Liability to third parties

Where a contractor constructs a building that will be sold or leased to a third party, does the contractor bear any potential responsibility to the third party? May the third party pursue a claim against the contractor despite the lack of contractual privity?

Under the Contracts (Rights of Third Parties) Act 2001, a third party may rely on a term of the contract if the contract expressly provides that the third party may do so, or a contract term purports to confer a benefit on the third party. Whether a contract term purports to confer a benefit on the third party will depend on whether the contracting parties, on a proper construction of the contract, intended the term to be enforceable by the third party. All such third parties must be expressly identified in the contract by name or as a member of a class or answering a particular description.

A contractor may also bear tortious liability for claims by third parties, subject to any duty of care that the contractor is shown to have assumed vis-à-vis the third party. Even if this is shown, policy considerations may militate against the finding of a duty of care.

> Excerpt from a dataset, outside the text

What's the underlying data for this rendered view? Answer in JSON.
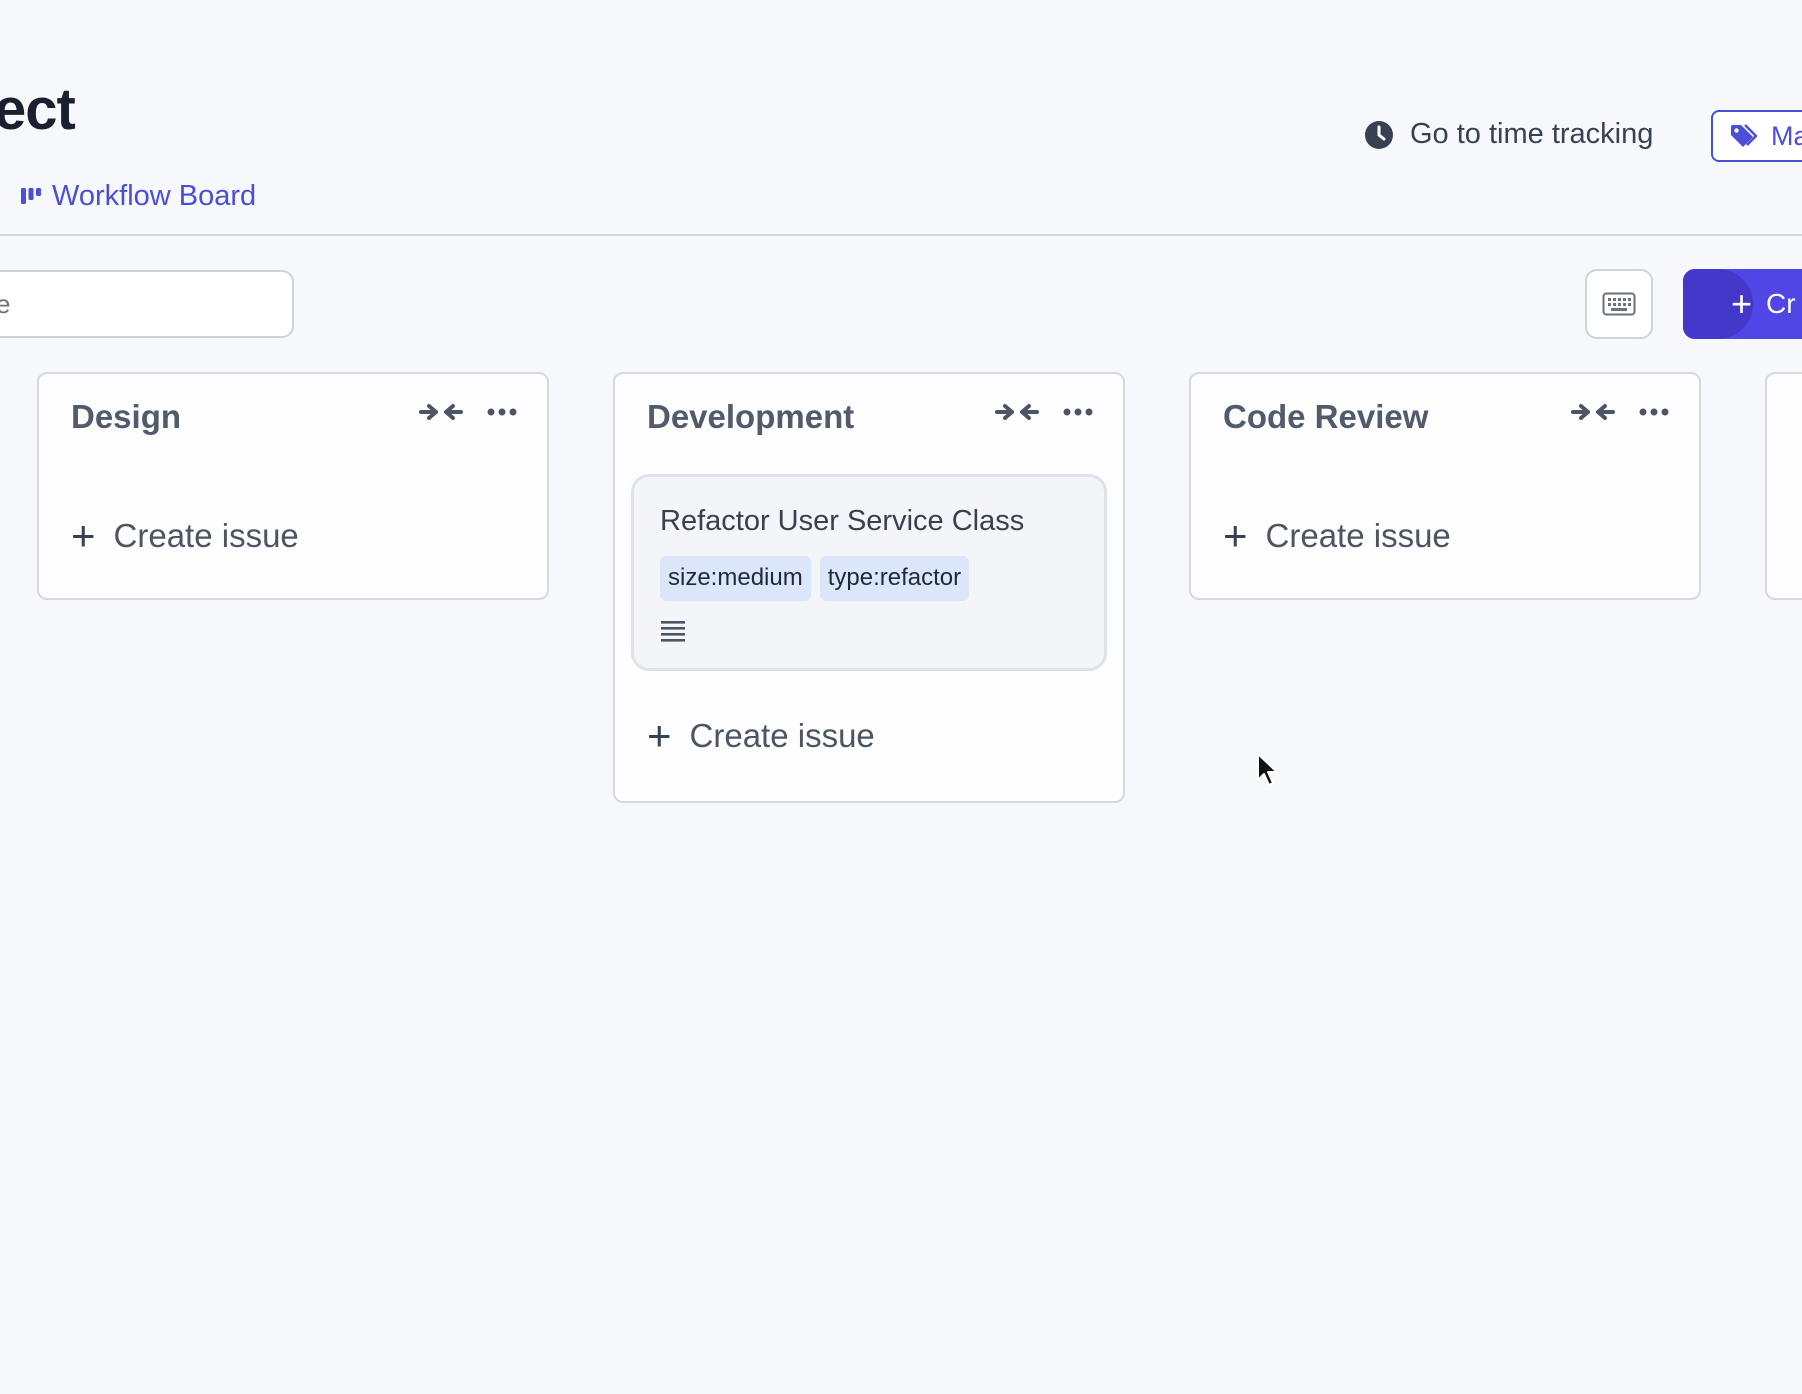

Certain third-party claims are insurable under contractor’s all-risks policies during the duration of the construction of works and contractual defects liability period.


To what extent do available insurance products afford a contractor coverage for: damage to the property of third parties; injury to workers or third parties; delay damages; and damages due to environmental hazards? Does the local law limit contractors’ liability for damages?

The following insurances are normally taken out in construction contracts:

  • contractor’s all risks;
  • workers’ compensation;
  • contractor’s plant and equipment; and
  • performance and indemnity bonds.


As the name suggests, contractor’s all risks insurance covers most risks associated with material or property damage in a construction project (subject to exclusions and excess), in particular, physical loss or damage to the works under construction, including temporary and permanent works as well as materials delivered on site. Such policies are usually procured by the employer or main contractor for the whole project.

Typically, workers' compensation insurance, insurance for the plant and equipment, and performance bonds are procured by the contractor or subcontractors for their own workers and equipment.

The law does not generally limit liability for damages. Contractual limitations on liability for damages are generally effective, save as prohibited under the Unfair Contract Terms Act 1977.